13. In the Henley area there are many affluent people,
car travel predominates, and people have not been involved in
the travel debates that have gone on in Oxford. Also, the problem
that pedestrianisation was seeking to address was not so obvious
in Henley. Hence the pedestrianisation was seen as being "anti-car"
and there was little sympathy for the wider environmental objectives.
14. Opposition to pedestrianisation has largely come
from smaller retailers in both Henley & Oxford. Because there
is a much higher proportion of larger companies in Oxford the
backlash has been relatively much less. The larger companies seem
to recognise that pedestrianisation and an improved environment
does generally assist trade.
15. Henley town centre trade will have been affected
by the new out-of-town store and is in competition with a nearby
shopping centre, whereas Oxford is encircled by a 6-7 mile wide
Green Belt and competing shopping centres are more distant. Consequently,
shopping patterns will be less sensitive to car restraint than
Lessons and Recommendations from the Oxford and Henley Experience
16. Traffic management schemes involving lifestyle changes
will only succeed if people are convinced of the need for change;
recognising that the societal benefits justify individual inconvenience.

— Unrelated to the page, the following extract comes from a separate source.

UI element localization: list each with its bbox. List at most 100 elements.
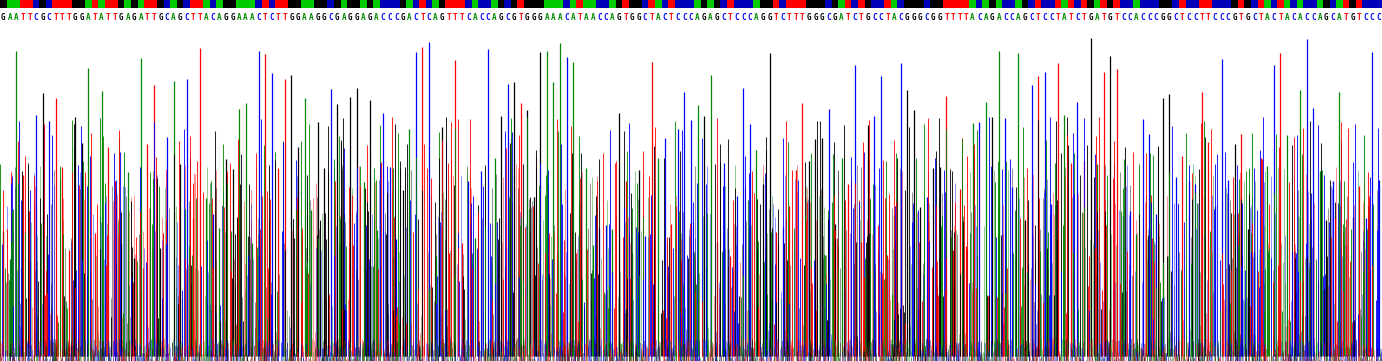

Few communities will have had the "benefit" of the passionate
transport debate that has gone on in Oxford for more than 50 years
and has informed the enlightened views of Oxford people. It is
very clear that the majority of people in the Henley area are
wedded to car use and car restraint is totally out of step with
their lifestyle patterns and aspirations. Whilst local "hearts
and minds" campaigns can help to change public attitudes,
they will have little influence without the backing of national
promotion of the need for people to adopt more sustainable travel
habits, accepting that car use will have to be curbed, especially
in urban areas.
17. Similarly, retailers need to have confidence that
pedestrianisation will enhance trade. There are many successful
examples, especially in mainland Europe but only limited research
evidence. With this available to present to sceptical retailers,
and with resulting Government guidance on the components of successful
pedestrianisation schemes, support rather than opposition from
the smaller retailing interests would be much more likely. Hence
the Government should commission research into the benefits of
pedestrianisation for retailing, using evidence from this country
and the rest of Europe; and use this as a basis for the production
of new guidance which explains the benefits for retailers and
describes the components of successful pedestrianisation schemes.
18. Fear of competition from other shopping centres,
and especially out-of-town shops with free car parking, can undermine
support from retailers for town centre pedestrianisation schemes
and effective car restraint measures. The Planning Officers Society
enlarge on the dangers of this and the wider travel consequences
of imbalanced policies in Section 4 of their submission. Local
traders will have less concern about the introduction of town
centre car restraints if they have confidence that the land use
planning context is secure; in particular policies (PPG6 &
13) restricting out-of-town shopping, that parking policies of
adjacent centres are harmonised and that competition from out-of-town
shopping will not be biased.
19. Consequently there is a need to:
Reinforce the out-of-town shopping restrictive
policies of PPG6 & 13;
Create a level playing field of parking policies
of adjacent centres by establishing regional parking strategies.
(The sensitivity of this may well mean that Government will need
to intervene if local authorities fail to reach agreement.);
Allow the taxation of work-place parking to be
extended to out-of-town private non-residential parking.